Question 1.9. Plotting one independent variable against a dependant variable is all well and good, but the whole point of regression is usually to investigate the effect of multiple vari-ables. Let us crank up the complexity and get into multiple regression, where we regress one dependant variable on two or more other explanatory or predictor variables. For this ques-tion, regress miles per gallon (mpg) on horsepower (hp), weight (wt), and displacement (disp). Repeat exactly the procedure(s) outlined in Question 1.2. to first run a linear regression of mpg on hp, wt and disp and then storing the predictions and residuals in the data set mtcars.[HINT : Remember that you need to start with a clean slate and you should run data(mtcars) to call in the data set mtcars again and clear all the extra columns that you have created in the earlier exercises.] [5 marks].
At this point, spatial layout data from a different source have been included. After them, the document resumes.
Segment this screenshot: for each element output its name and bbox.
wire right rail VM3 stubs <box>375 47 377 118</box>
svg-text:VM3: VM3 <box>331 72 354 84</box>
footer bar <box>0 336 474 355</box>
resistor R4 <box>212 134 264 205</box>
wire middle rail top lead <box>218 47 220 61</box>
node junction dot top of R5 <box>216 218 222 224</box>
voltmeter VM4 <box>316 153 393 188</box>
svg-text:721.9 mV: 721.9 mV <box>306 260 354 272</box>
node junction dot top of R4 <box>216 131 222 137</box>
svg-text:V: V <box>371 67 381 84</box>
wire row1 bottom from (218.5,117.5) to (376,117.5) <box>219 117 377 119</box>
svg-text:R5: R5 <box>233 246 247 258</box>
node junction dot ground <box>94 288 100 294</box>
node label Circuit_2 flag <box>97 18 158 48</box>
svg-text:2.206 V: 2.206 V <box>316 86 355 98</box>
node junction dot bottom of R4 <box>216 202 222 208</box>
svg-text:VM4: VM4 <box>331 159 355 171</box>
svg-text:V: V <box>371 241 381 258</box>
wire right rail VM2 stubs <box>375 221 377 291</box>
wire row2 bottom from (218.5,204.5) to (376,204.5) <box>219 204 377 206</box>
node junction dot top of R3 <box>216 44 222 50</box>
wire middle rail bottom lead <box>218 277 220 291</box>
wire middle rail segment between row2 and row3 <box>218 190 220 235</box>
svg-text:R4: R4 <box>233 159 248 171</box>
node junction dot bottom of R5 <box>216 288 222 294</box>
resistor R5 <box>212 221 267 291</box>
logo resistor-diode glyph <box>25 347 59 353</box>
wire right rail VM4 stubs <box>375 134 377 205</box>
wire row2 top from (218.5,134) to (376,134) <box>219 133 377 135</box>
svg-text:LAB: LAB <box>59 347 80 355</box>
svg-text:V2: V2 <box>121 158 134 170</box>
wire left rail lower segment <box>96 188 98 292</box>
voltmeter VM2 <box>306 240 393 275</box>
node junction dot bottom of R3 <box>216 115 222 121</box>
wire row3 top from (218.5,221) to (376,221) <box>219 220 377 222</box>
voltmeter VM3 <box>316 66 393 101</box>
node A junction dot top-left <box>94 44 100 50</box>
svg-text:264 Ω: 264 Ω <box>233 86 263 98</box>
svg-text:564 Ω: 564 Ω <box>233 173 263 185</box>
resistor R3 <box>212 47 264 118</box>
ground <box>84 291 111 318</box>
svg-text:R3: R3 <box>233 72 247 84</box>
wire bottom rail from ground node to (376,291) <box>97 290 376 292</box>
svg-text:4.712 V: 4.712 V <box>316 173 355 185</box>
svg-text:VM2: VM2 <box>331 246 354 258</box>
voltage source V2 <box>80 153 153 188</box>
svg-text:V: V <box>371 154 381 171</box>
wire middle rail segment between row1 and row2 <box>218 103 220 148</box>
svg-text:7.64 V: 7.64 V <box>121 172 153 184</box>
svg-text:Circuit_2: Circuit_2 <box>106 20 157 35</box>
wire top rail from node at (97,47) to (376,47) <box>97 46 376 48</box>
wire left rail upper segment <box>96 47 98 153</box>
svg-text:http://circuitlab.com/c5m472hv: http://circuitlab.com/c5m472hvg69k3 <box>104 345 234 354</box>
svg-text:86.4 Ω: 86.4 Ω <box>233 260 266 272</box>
Question 1.10. Let us now study the residuals from the regression in Question 1.9. Let us create a relevant residual plot by using just ONE of our predictors, displacement (disp). We wil start by plotting the actual and predicted values of the Y variable, or mpg, against this explanatory variable, disp. For this exercise, we will not plot the actual regression line. So, just plot the actual and the predicted values of mpg, and join the actual and predicted values of mpg using the code that you have seen earlier in Question 1.5. Again, we can make all sorts of adjustments using the residual values. Apply the same changes to this plot as in Questions 1.7. to 1.8. - using red color to indicate high values and blue color to indicate low values (and white color to indicate medium values) of the residuals. You do not have to map the absolute size of the residuals in your graph.[5 marks].
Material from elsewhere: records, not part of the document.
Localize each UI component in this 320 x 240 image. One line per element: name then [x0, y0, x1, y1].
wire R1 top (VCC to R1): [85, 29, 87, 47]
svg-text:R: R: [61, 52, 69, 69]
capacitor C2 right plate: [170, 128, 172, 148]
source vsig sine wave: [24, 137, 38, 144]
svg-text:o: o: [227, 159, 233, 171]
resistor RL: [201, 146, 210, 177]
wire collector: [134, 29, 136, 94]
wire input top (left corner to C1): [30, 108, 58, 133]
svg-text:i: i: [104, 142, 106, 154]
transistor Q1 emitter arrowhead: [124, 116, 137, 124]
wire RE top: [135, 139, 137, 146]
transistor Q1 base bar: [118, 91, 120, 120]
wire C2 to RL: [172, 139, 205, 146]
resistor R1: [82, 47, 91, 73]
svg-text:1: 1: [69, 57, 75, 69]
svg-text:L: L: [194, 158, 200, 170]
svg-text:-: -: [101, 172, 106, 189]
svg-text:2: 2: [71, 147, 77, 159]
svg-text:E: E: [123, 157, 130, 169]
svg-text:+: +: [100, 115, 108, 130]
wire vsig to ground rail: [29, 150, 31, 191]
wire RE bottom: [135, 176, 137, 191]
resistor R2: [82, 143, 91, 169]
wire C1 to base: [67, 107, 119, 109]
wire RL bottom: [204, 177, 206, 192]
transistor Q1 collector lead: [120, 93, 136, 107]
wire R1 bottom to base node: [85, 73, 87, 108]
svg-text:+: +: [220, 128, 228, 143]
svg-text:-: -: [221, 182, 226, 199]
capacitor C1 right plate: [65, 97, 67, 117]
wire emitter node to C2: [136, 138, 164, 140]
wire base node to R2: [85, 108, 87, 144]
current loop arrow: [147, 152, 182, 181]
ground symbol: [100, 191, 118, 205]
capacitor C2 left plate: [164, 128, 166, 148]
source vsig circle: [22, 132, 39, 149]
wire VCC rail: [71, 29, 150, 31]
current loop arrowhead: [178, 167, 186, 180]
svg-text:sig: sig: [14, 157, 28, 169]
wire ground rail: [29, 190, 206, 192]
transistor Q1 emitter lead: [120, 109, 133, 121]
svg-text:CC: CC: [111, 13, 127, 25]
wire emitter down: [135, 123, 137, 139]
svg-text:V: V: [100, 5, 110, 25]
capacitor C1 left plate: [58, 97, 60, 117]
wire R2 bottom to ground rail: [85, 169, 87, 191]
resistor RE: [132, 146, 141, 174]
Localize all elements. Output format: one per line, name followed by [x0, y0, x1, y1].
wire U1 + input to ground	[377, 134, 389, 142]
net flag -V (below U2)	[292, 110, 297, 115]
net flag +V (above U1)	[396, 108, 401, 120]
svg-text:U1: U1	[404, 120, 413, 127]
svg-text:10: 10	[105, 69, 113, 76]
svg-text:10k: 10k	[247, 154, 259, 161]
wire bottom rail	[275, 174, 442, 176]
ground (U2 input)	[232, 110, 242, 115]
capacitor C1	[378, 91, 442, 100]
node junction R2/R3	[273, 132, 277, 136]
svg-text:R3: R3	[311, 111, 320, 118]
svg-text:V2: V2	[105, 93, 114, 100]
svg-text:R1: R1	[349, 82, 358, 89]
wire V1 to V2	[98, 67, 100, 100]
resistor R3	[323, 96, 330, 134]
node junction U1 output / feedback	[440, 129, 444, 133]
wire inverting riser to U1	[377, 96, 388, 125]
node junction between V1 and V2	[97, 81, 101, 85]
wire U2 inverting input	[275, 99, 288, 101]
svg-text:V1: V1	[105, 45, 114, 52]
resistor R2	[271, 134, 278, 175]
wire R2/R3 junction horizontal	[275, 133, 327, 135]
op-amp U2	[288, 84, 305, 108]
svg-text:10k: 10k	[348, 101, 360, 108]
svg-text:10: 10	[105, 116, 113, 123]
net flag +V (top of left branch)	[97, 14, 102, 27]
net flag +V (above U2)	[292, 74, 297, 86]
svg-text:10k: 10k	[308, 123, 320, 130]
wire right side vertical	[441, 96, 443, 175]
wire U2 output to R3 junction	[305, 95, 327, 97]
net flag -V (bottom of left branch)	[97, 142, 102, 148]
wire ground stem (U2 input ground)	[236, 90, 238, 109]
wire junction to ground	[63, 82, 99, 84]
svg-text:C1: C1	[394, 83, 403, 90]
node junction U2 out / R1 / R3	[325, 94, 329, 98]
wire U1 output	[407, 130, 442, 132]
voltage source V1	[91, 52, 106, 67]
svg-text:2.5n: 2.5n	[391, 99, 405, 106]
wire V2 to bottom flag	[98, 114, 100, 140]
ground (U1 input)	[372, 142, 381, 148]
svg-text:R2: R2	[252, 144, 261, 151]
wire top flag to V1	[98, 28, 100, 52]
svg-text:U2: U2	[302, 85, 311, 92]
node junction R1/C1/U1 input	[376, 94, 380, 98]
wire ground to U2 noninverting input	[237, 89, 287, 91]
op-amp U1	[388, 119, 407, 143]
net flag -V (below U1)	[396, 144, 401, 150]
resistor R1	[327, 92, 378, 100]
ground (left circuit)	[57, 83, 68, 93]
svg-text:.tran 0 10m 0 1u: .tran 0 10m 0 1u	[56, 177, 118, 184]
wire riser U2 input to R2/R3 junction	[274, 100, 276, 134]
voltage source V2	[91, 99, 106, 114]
Question 2. Using the diamonds dataset explore the distribution of the variable price (which shows the price, in US dollars, of a diamond) using a histogram. Use geom_histogram() to do this. Comment on the choice of a suitable binwidth for the histogram. What interesting features do you find for the distribution of price. Now examine a few ways of exploring the distribution of price by the variable cut (a categorical variable, which shows the cut of a diamond). What does your exploration reveal? Comment on the suitability of this exercise, i.e, does looking at the distribution of price by cut lead to any meaningful insights about the data? [20 marks].



Question 3. In the ggplot2 library the gg stands for the “Grammar of Graphics”. What is the “Grammer of Graphics”? How does knowledge of the “Grammar of Graphics”" aid in effective visualization of data? [30 marks].